J Clin Neurol.  2006 Jun;2(2):141-145. 10.3988/jcn.2006.2.2.141.

Diffusion-Weighted MRI in Recurrent Wernicke's Encephalopathy: a Remarkable Cerebellar Lesion

Affiliations
  • 1Department of Neurology, Konyang University College of Medicine, Daejeon, Korea. jekim220@medimail.co.kr
  • 2Department of Neurology, Eulji University College of Medicine, Daejeon, Korea.
  • 3Department of Radiology, Eulji University College of Medicine, Daejeon, Korea.

Abstract

We report unusual MRI findings (including those from diffusion-weighted imaging (DWI)) in a patient with recurrent Wernicke's encephalopathy with a remarkable cerebellar lesion. DWI showed high signal intensities in the superior portion of the cerebellar hemisphere and vermis area. After thiamine administration, clinical symptoms improved and the lesions with high signal intensities disappeared on follow-up DWI.

Keyword

Recurrent Wernicke's encephalopathy; Cerebellum; MRI; DWI

MeSH Terms

Cerebellum
Follow-Up Studies
Humans
Magnetic Resonance Imaging*
Thiamine
Wernicke Encephalopathy*
Thiamine

Figure

  • Figure 1 Axial FLAIR images (TR=6500 ms, TE=105 ms) show bilateral symmetrically distributed hyperintensity in the cerebellar hemisphere (A) and the vermis (B, C), and severe atrophy of mammillary body, periaqueduct, and medial thalamus (D, E, F). (G) Bilateral superior cerebellar arteries seem to be patent on MR angiography.

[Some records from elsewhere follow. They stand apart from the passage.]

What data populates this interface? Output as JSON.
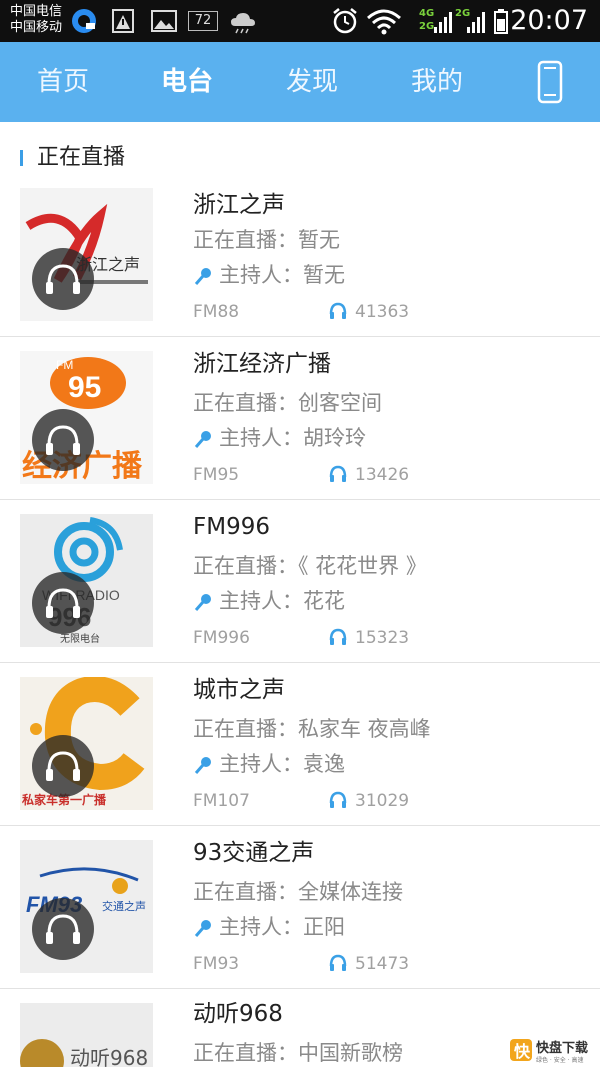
{
  "statusbar": {
    "carrier1": "中国电信",
    "carrier2": "中国移动",
    "badge": "72",
    "net_4g": "4G",
    "net_2g_a": "2G",
    "net_2g_b": "2G",
    "time": "20:07"
  },
  "nav": {
    "tabs": [
      {
        "label": "首页"
      },
      {
        "label": "电台"
      },
      {
        "label": "发现"
      },
      {
        "label": "我的"
      }
    ],
    "active_tab": "电台"
  },
  "section": {
    "title": "正在直播"
  },
  "labels": {
    "live_prefix": "正在直播：",
    "host_prefix": "主持人："
  },
  "stations": [
    {
      "name": "浙江之声",
      "live": "暂无",
      "host": "暂无",
      "fm": "FM88",
      "listeners": "41363"
    },
    {
      "name": "浙江经济广播",
      "live": "创客空间",
      "host": "胡玲玲",
      "fm": "FM95",
      "listeners": "13426"
    },
    {
      "name": "FM996",
      "live": "《 花花世界 》",
      "host": "花花",
      "fm": "FM996",
      "listeners": "15323"
    },
    {
      "name": "城市之声",
      "live": "私家车 夜高峰",
      "host": "袁逸",
      "fm": "FM107",
      "listeners": "31029"
    },
    {
      "name": "93交通之声",
      "live": "全媒体连接",
      "host": "正阳",
      "fm": "FM93",
      "listeners": "51473"
    },
    {
      "name": "动听968",
      "live": "中国新歌榜",
      "host": "",
      "fm": "",
      "listeners": ""
    }
  ],
  "logos": {
    "s2_text": "经济广播",
    "s2_badge": "95",
    "s2_fm": "FM",
    "s3_text1": "WIFI RADIO",
    "s3_text2": "996",
    "s3_text3": "无限电台",
    "s4_text": "私家车第一广播",
    "s5_text": "FM93",
    "s5_text2": "交通之声",
    "s6_text": "动听968",
    "s1_text": "浙江之声"
  },
  "watermark": {
    "text": "快盘下载",
    "sub": "绿色 · 安全 · 高速"
  },
  "colors": {
    "nav": "#5ab1ef",
    "accent": "#3b9ee6",
    "statusbar": "#0f0f0f"
  }
}
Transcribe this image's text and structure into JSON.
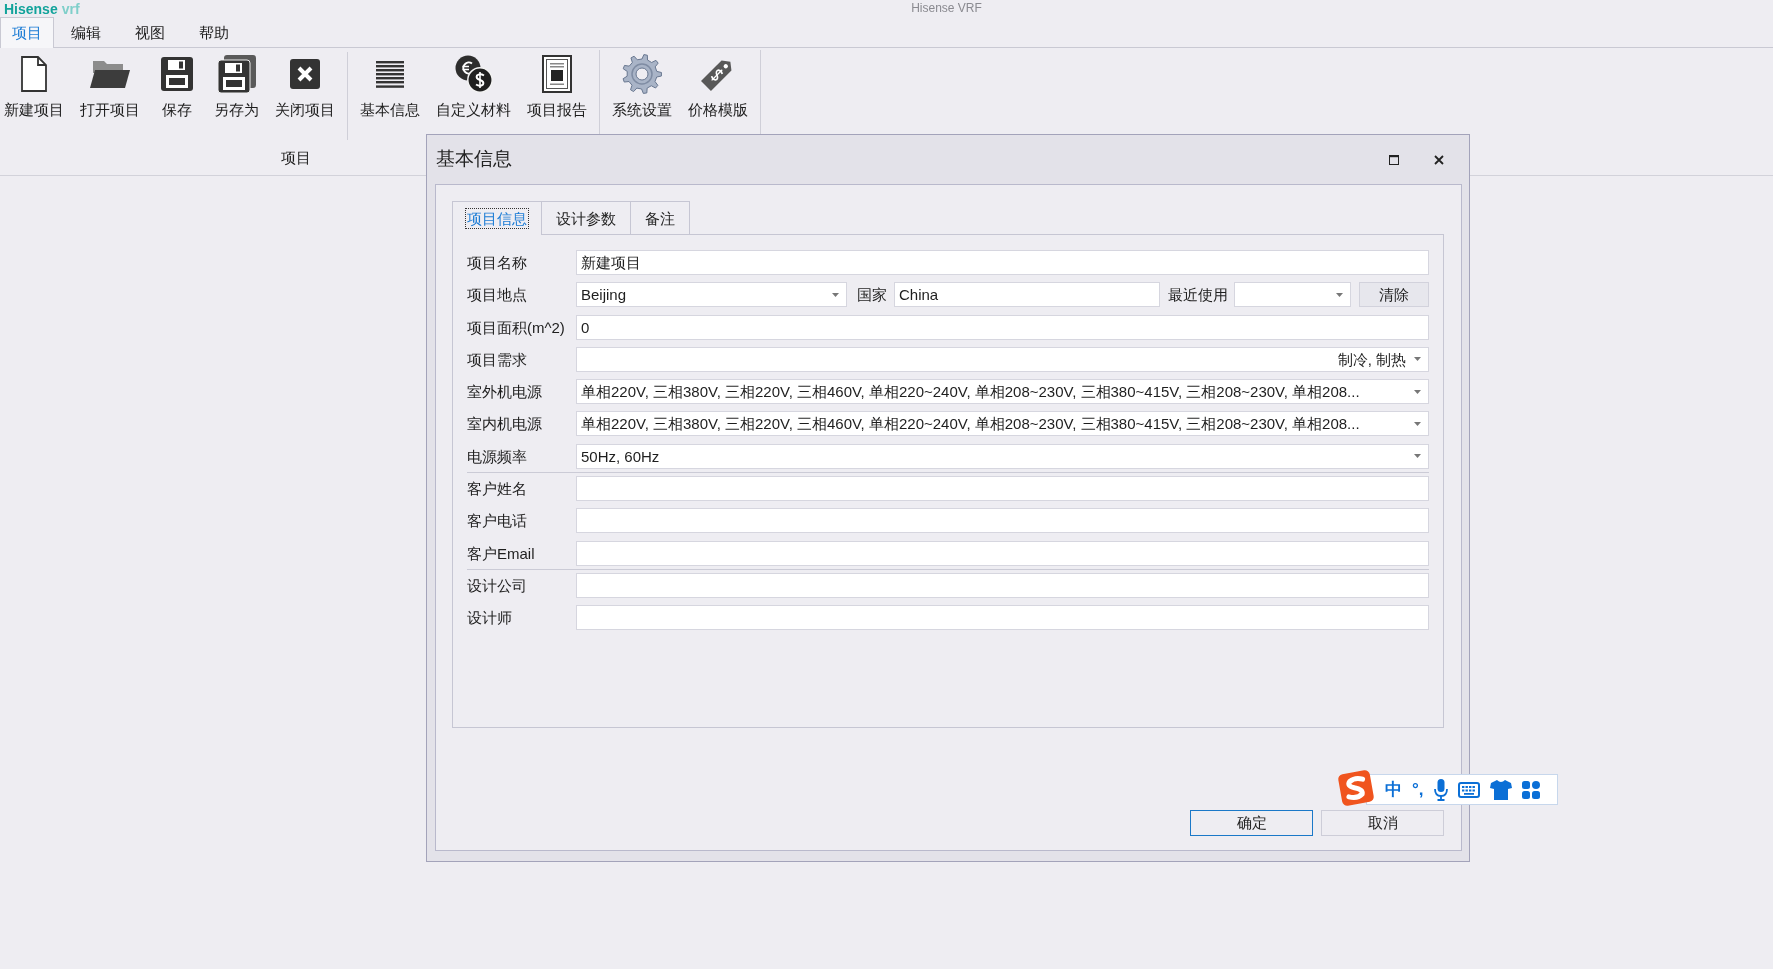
{
  "app": {
    "logo_brand": "Hisense",
    "logo_product": "vrf",
    "title": "Hisense VRF"
  },
  "menu_tabs": [
    {
      "label": "项目",
      "selected": true
    },
    {
      "label": "编辑",
      "selected": false
    },
    {
      "label": "视图",
      "selected": false
    },
    {
      "label": "帮助",
      "selected": false
    }
  ],
  "ribbon": {
    "groups": [
      {
        "label": "项目",
        "sections": [
          [
            {
              "label": "新建项目"
            },
            {
              "label": "打开项目"
            },
            {
              "label": "保存"
            },
            {
              "label": "另存为"
            },
            {
              "label": "关闭项目"
            }
          ],
          [
            {
              "label": "基本信息"
            },
            {
              "label": "自定义材料"
            },
            {
              "label": "项目报告"
            }
          ]
        ]
      },
      {
        "sections": [
          [
            {
              "label": "系统设置"
            },
            {
              "label": "价格模版"
            }
          ]
        ]
      }
    ]
  },
  "dialog": {
    "title": "基本信息",
    "tabs": [
      {
        "label": "项目信息",
        "selected": true
      },
      {
        "label": "设计参数",
        "selected": false
      },
      {
        "label": "备注",
        "selected": false
      }
    ],
    "sections": [
      {
        "rows": [
          {
            "kind": "text",
            "label": "项目名称",
            "value": "新建项目"
          },
          {
            "kind": "location",
            "label": "项目地点",
            "value": "Beijing",
            "country_label": "国家",
            "country": "China",
            "recent_label": "最近使用",
            "button": "清除"
          },
          {
            "kind": "text",
            "label": "项目面积(m^2)",
            "value": "0"
          },
          {
            "kind": "checklist",
            "label": "项目需求",
            "value": "制冷, 制热"
          },
          {
            "kind": "dropdown",
            "label": "室外机电源",
            "value": "单相220V, 三相380V, 三相220V, 三相460V, 单相220~240V, 单相208~230V, 三相380~415V, 三相208~230V, 单相208..."
          },
          {
            "kind": "dropdown",
            "label": "室内机电源",
            "value": "单相220V, 三相380V, 三相220V, 三相460V, 单相220~240V, 单相208~230V, 三相380~415V, 三相208~230V, 单相208..."
          },
          {
            "kind": "dropdown",
            "label": "电源频率",
            "value": "50Hz, 60Hz"
          }
        ]
      },
      {
        "rows": [
          {
            "kind": "text",
            "label": "客户姓名"
          },
          {
            "kind": "text",
            "label": "客户电话"
          },
          {
            "kind": "text",
            "label": "客户Email"
          }
        ]
      },
      {
        "rows": [
          {
            "kind": "text",
            "label": "设计公司"
          },
          {
            "kind": "text",
            "label": "设计师"
          }
        ]
      }
    ],
    "buttons": [
      {
        "label": "确定",
        "default": true
      },
      {
        "label": "取消",
        "default": false
      }
    ]
  },
  "ime_toolbar": {
    "mode": "中",
    "punctuation": "°,"
  }
}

  • Figure 2 DWI images (A, B, C) show bright, high signal intensities in the bilateral cerebellum, while the corresponding apparent diffusion-coefficient values of the lesions (D, E, F) show low signal intensities. Follow-up DWI after 2 weeks of thiamine shows complete recovery of cerebellar lesion (G, H, I).